All objects look very similar, so you could even make due to separating them into different entities, and have a way to differentiate them from the core entity base class.

In the end, you would have

enum ComponentClass{    ComponentClass_Context, // contextual info (what differentiate a 'rock' from a 'ship').    ComponentClass_Physics,    ComponentClass_Controller,    ComponentClass_SceneNode,    ComponentClass_Container,    ComponentClass_Script, // interface to script commands};class Component{   ComponentClass m_Class;};class Context: public Component{};class Physics: public Component{};class SceneNode: public Component // render information (model, anims, ...).{};class Container: public Component{};class Controller: public Component{};class Entity{    list<Component*> m_Components;    Component* getCompoment(ComponentClass component);};


There are many advantages, but also drawbacks. Making components talk to each other can be a pain (Physics would be interfaced by many components, notably the controller and SceneNode). but the advantages are not to be sniffed at. For example, when it comes to create objects from a script file, your EntityFactory and ComponentFactory are just script processors. Also, you can control the functionality of your objects via script commands through the controller component. It adds a lot of flexibility. You could have a talking rock for example :)

As for coding, it's great for re-factoring and re-using code. Some with more experience will chime in and correct me.

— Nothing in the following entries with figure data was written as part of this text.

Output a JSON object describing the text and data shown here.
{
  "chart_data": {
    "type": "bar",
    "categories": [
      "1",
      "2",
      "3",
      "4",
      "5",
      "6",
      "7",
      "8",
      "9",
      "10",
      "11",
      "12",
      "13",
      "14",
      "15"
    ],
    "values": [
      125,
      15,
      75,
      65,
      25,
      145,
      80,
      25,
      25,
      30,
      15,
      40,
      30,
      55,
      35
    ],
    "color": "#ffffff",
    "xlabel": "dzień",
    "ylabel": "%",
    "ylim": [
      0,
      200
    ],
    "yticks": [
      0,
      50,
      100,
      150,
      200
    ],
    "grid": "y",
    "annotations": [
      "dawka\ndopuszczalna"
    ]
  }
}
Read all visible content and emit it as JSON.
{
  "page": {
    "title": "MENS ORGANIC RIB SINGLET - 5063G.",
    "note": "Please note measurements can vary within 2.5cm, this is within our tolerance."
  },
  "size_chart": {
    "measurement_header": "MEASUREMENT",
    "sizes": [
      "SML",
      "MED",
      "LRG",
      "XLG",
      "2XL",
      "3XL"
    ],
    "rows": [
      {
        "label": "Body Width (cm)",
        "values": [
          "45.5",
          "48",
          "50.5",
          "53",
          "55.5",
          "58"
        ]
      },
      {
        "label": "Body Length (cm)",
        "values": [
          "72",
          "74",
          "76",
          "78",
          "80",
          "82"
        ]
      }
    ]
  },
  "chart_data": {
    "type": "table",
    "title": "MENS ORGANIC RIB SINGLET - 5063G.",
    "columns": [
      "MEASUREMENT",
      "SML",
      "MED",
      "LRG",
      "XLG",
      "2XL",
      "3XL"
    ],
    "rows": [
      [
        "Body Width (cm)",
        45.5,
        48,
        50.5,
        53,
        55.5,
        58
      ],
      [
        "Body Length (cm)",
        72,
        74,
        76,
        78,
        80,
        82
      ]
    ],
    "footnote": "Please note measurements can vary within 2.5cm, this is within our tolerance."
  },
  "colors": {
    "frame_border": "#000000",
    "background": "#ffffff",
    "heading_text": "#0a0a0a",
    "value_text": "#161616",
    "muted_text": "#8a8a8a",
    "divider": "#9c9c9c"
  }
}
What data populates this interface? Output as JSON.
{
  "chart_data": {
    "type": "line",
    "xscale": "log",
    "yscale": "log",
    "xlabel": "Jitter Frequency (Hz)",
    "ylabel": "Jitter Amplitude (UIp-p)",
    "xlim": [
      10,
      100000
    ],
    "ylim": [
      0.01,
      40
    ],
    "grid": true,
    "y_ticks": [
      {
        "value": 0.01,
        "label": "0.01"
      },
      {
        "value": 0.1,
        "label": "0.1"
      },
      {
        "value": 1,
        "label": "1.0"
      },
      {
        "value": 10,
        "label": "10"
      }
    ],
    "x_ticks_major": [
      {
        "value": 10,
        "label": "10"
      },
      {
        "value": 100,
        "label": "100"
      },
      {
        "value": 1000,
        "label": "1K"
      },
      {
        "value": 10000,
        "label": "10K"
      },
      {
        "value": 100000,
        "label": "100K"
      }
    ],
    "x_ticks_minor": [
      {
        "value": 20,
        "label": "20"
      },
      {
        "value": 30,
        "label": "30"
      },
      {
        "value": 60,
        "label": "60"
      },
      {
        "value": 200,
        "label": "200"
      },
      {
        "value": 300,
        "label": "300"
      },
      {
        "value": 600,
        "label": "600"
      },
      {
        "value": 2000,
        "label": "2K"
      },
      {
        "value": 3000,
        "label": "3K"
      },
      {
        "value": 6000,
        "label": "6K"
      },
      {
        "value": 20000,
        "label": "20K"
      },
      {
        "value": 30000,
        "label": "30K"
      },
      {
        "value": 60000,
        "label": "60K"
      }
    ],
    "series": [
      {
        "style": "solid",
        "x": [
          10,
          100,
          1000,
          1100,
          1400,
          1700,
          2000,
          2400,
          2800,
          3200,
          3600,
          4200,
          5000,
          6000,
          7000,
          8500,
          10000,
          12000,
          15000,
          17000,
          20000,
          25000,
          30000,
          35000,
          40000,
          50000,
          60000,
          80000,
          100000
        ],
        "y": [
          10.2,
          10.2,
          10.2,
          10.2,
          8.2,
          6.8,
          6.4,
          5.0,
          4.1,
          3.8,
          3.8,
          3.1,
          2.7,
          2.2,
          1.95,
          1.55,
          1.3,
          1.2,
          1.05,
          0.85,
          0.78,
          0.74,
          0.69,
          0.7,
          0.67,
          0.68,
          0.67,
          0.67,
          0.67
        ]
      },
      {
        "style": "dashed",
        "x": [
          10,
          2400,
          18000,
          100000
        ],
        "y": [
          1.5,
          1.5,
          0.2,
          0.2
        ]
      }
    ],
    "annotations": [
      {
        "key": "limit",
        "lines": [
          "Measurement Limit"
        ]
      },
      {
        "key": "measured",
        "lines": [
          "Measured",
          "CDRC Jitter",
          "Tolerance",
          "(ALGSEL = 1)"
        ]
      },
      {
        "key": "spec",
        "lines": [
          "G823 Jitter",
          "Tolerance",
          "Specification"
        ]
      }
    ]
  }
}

Everything is better with Metal.

Thanks, thats really helpful
I came on here because I have a very similar, if not identical problem.

I had the same idea (basically)

1 class called object, that has 4 purely virtual classes, living, physical, interactive and controllable.

the idea being that there are NPCs, which would inherit living, interactive and physical, the player would be living,physical and controllable. A health pack would be physical and interactive; A vehicle would be physical, interactive and controllable; etc.

All 4 virtual classes, that all more complex classes inherit the object class. The only reason it really exists is so that all the objects can be casted to a plain object and stored in the same array. Then when they are looped through, it could check each class to see if it was living or physical or interactive or controllable. If it was any of those, go through and run it's specific code.

Since the 4 base classes are virtual, every person type or player or vehicle would need to implement the inherited funcitions, so each living thing (for example) could check to see if it should interact with a health pack. A person interacts with a person differnetly that a person interacts with a health pack.

But, I'm starting to think that I should have an array of each of the base classes. So if a person is interactive, physical and living, a pointer of that class would be passed to each of the arrays. Since the pointer in each one would be referencing the origional class, it would be coherent.

There could be another object that assigns an id number to each object created, so when a person needs to be removed from the game/engine, it would go through each array, deleting any classes with the matching id number and the delete the origional class.

Coming on here and reading this thread and then writing out what I want to be able to do has helped me so much. Now to go see if I can make this work.